George Reynolds is a survivor of a Japanese prisoner of war camp. The ordeal saw him drop to just over five stone. Soon to turn 100 years of age, he talks to reporter TOMOS POVEY of his struggle to survive all those years ago
“I WAS born George Henry Reynolds in Wolverhampton in July 1918.
My parents had 11 children and I was the eldest.
Dad’s family were originally from County Cork, Ireland, and during the potato famine they went to Wolverhampton. They worked in the steelworks. It was their jobs in this industry that
took them to Newport in roughly 1923.
I was five when I moved to Newport and went to Corporation Road School. I left school at 14.
My first job was selling copies of the South Wales Argus in the city centre.
I enlisted in the Royal Artillery at Newport Barracks in March 1937. I did so because my dad would regale me about his time in the Army. I wanted to sample it.
After I qualified as a trained soldier I got posted to Plymouth.
It was not long until I qualified to drive staff cars and vans. I also qualified to drive the Scammell gun towering lorries. I then wanted to go to India and volunteered to go. When I was in
India I learnt signalling.
In 1939 World War Two broke out.
My unit got posted to Singapore and then we were sent to some barracks in Kuala Lumpur, Malaysia.
From Kuala Lumpur we were then sent to Kota Bharu – this is where the Japanese first landed.
We had to fire at them when they were coming on to the shore.
We were not scared of the Japanese soldiers because we were trained soldiers.
Shockingly, more than 60,000 soldiers were handed to the Japanese when General Percival signed the armistice in 1942.
I was shocked at this decision. It was unexpected.
We were now prisoners of war and oblivious to the horrors that awaited us.
The prisoner of war camp I first went to was in Singapore.
I was 13st 8lb when I was taken prisoner.
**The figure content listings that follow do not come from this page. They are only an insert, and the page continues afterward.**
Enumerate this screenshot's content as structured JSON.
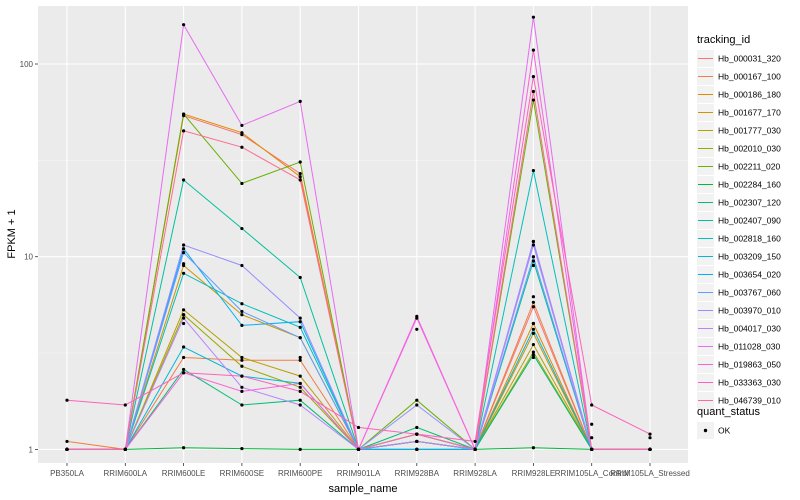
{
  "chart_data": {
    "type": "line",
    "title": "",
    "xlabel": "sample_name",
    "ylabel": "FPKM + 1",
    "y_scale": "log10",
    "ylim": [
      0.85,
      200
    ],
    "y_ticks": [
      1,
      10,
      100
    ],
    "y_tick_labels": [
      "1",
      "10",
      "100"
    ],
    "grid": true,
    "legend_placement": "right",
    "categories": [
      "PB350LA",
      "RRIM600LA",
      "RRIM600LE",
      "RRIM600SE",
      "RRIM600PE",
      "RRIM901LA",
      "RRIM928BA",
      "RRIM928LA",
      "RRIM928LE",
      "RRIM105LA_Control",
      "RRIM105LA_Stressed"
    ],
    "legend_title": "tracking_id",
    "series": [
      {
        "name": "Hb_000031_320",
        "color": "#f8766d",
        "values": [
          1.0,
          1.0,
          54,
          43,
          27,
          1.0,
          1.1,
          1.0,
          5.5,
          1.0,
          1.0
        ]
      },
      {
        "name": "Hb_000167_100",
        "color": "#ef7f45",
        "values": [
          1.1,
          1.0,
          3.0,
          2.9,
          2.9,
          1.0,
          1.0,
          1.0,
          5.8,
          1.0,
          1.0
        ]
      },
      {
        "name": "Hb_000186_180",
        "color": "#e18a00",
        "values": [
          1.0,
          1.0,
          55,
          44,
          26,
          1.0,
          1.1,
          1.0,
          4.5,
          1.0,
          1.0
        ]
      },
      {
        "name": "Hb_001677_170",
        "color": "#cf9400",
        "values": [
          1.0,
          1.0,
          9.0,
          5.0,
          3.8,
          1.0,
          1.2,
          1.0,
          4.0,
          1.0,
          1.0
        ]
      },
      {
        "name": "Hb_001777_030",
        "color": "#b79f00",
        "values": [
          1.0,
          1.0,
          5.3,
          3.0,
          2.4,
          1.0,
          1.1,
          1.0,
          3.5,
          1.0,
          1.0
        ]
      },
      {
        "name": "Hb_002010_030",
        "color": "#98a900",
        "values": [
          1.0,
          1.0,
          5.0,
          2.7,
          2.1,
          1.0,
          1.1,
          1.0,
          3.2,
          1.0,
          1.0
        ]
      },
      {
        "name": "Hb_002211_020",
        "color": "#6ab100",
        "values": [
          1.0,
          1.0,
          55,
          24,
          31,
          1.0,
          1.8,
          1.0,
          65,
          1.0,
          1.0
        ]
      },
      {
        "name": "Hb_002284_160",
        "color": "#00ba38",
        "values": [
          1.0,
          1.0,
          1.02,
          1.01,
          1.0,
          1.0,
          1.0,
          1.0,
          1.02,
          1.0,
          1.0
        ]
      },
      {
        "name": "Hb_002307_120",
        "color": "#00bf74",
        "values": [
          1.0,
          1.0,
          2.6,
          1.7,
          1.8,
          1.0,
          1.3,
          1.0,
          3.1,
          1.0,
          1.0
        ]
      },
      {
        "name": "Hb_002407_090",
        "color": "#00c19c",
        "values": [
          1.0,
          1.0,
          25,
          14,
          7.8,
          1.0,
          1.2,
          1.0,
          9.5,
          1.0,
          1.0
        ]
      },
      {
        "name": "Hb_002818_160",
        "color": "#00c0bc",
        "values": [
          1.0,
          1.0,
          8.2,
          5.7,
          4.3,
          1.0,
          1.1,
          1.0,
          28,
          1.0,
          1.0
        ]
      },
      {
        "name": "Hb_003209_150",
        "color": "#00b9d8",
        "values": [
          1.0,
          1.0,
          3.4,
          2.4,
          2.2,
          1.0,
          1.0,
          1.0,
          4.2,
          1.0,
          1.0
        ]
      },
      {
        "name": "Hb_003654_020",
        "color": "#00b0f6",
        "values": [
          1.0,
          1.0,
          11,
          4.4,
          4.6,
          1.0,
          1.0,
          1.0,
          12,
          1.0,
          1.0
        ]
      },
      {
        "name": "Hb_003767_060",
        "color": "#619cff",
        "values": [
          1.0,
          1.0,
          10.5,
          5.2,
          3.8,
          1.0,
          1.2,
          1.0,
          10,
          1.0,
          1.0
        ]
      },
      {
        "name": "Hb_003970_010",
        "color": "#9590ff",
        "values": [
          1.0,
          1.0,
          11.5,
          9.0,
          4.8,
          1.0,
          1.7,
          1.0,
          11.5,
          1.0,
          1.0
        ]
      },
      {
        "name": "Hb_004017_030",
        "color": "#b983ff",
        "values": [
          1.0,
          1.0,
          4.8,
          2.1,
          1.7,
          1.0,
          1.1,
          1.0,
          12,
          1.0,
          1.0
        ]
      },
      {
        "name": "Hb_011028_030",
        "color": "#e76bf3",
        "values": [
          1.0,
          1.0,
          160,
          48,
          64,
          1.0,
          4.8,
          1.0,
          175,
          1.0,
          1.0
        ]
      },
      {
        "name": "Hb_019863_050",
        "color": "#fa62db",
        "values": [
          1.0,
          1.0,
          2.5,
          2.0,
          2.2,
          1.0,
          4.9,
          1.0,
          118,
          1.0,
          1.0
        ]
      },
      {
        "name": "Hb_033363_030",
        "color": "#ff62bc",
        "values": [
          1.8,
          1.7,
          2.5,
          2.4,
          2.0,
          1.3,
          1.2,
          1.1,
          86,
          1.7,
          1.2
        ]
      },
      {
        "name": "Hb_046739_010",
        "color": "#ff6c91",
        "values": [
          1.0,
          1.0,
          45,
          37,
          25,
          1.0,
          1.2,
          1.0,
          72,
          1.0,
          1.0
        ]
      }
    ],
    "extra_points": [
      {
        "category": "RRIM928LE",
        "value": 4.5
      },
      {
        "category": "RRIM928LE",
        "value": 6.2
      },
      {
        "category": "RRIM928LE",
        "value": 9.0
      },
      {
        "category": "RRIM928LE",
        "value": 3.0
      },
      {
        "category": "RRIM600LE",
        "value": 4.5
      },
      {
        "category": "RRIM600LE",
        "value": 5.0
      },
      {
        "category": "RRIM600LE",
        "value": 9.2
      },
      {
        "category": "RRIM600PE",
        "value": 3.0
      },
      {
        "category": "RRIM928BA",
        "value": 4.2
      },
      {
        "category": "RRIM105LA_Control",
        "value": 1.35
      },
      {
        "category": "RRIM105LA_Control",
        "value": 1.15
      },
      {
        "category": "RRIM105LA_Stressed",
        "value": 1.15
      }
    ],
    "legend2_title": "quant_status",
    "legend2_entries": [
      {
        "label": "OK",
        "marker": "point",
        "color": "#000000"
      }
    ]
  }
}
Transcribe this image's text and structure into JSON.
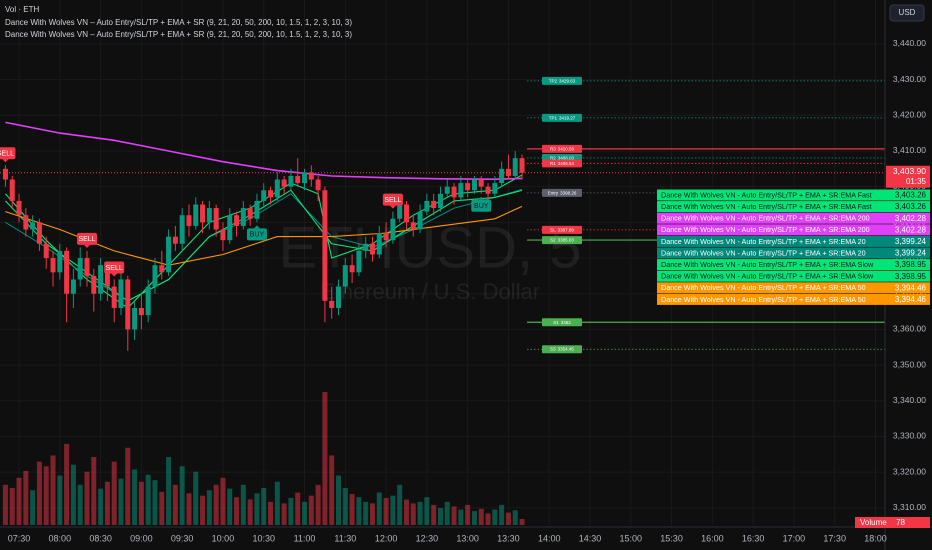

When the war finished in 1945, I was five-and-a-half stone.
I think that speaks for itself.
When we were prisoners, they warned us if we tried to escape our heads would be chopped off.
I witnessed a man digging his own trench and getting caught.
We were all forced to watch as the Japanese blindfolded him and made him kneel. I knew what they were going to do so I looked away.
They beheaded him.
On another occasion, they caught two and tied them back-to-back. They were then both beheaded. It was a sick game.
The life expectancy was about three months.
We had three meals a day in the beginning but it was never enough.
Sometimes you would get some vegetables with rice – but that would be it.
Later on into the war, we had less food than that.
We were used as slave labour.
After nine months in the prisoner of war camp, the Japanese started to move the prisoners to different locations. We were being moved to areas which needed workers.
I was taken to Taiwan.
I was forced to work in the copper mines. If I had refused I would have been killed. I had never been in a mine before. It was a constant battle to survive. We all had to remain focused.
I lost a lot of my friends in the Second World War.
Then in 1945 we heard a Japanese officer shouting in Japanese – but in English meaning ‘All men rest’. They had never said that before.
All they had ever said before was for us to speed up.
We were then taken from Taiwan to an American air craft carrier in the sea.
The war had finally come to an end.
When on board, we were asked to strip off and were washed down then given new clothes. We thought we were in heaven.
Then we were taken to Manila, Philippines.
I was walking down the road one day and saw British soldiers. They asked me if I wanted to go home. I rushed to the doctor’s to ensure I was fit to fly.
We got to India and then they put us on flying boats.
It took 33 days to get home.
My parents would go to Newport station on the chance that I would be arriving.
When I finally was on my way home, they did know.
Mum watched the soldiers coming off the train and she said to my father that she could not see
me. But when my parents later saw me they were so pleased to have me home.
They had not seen me in so long. I was 27 years old when I got back and soon started to work.
I had never had a girlfriend before. But soon I met my lovely wife, Dorothy.
We were very happy together and raised a family.
We had children together. We also have grandchildren and great grandchildren.
She died in 1995.
I am fortunate that this month I will be turning 100. I have some apprehension, though. I do not know what my family have planned to celebrate the big day.
When I look back over the years, I have never been afraid to talk about the horrors that I saw in war.
If you do not talk about history it gets forgotten and things get repeated.”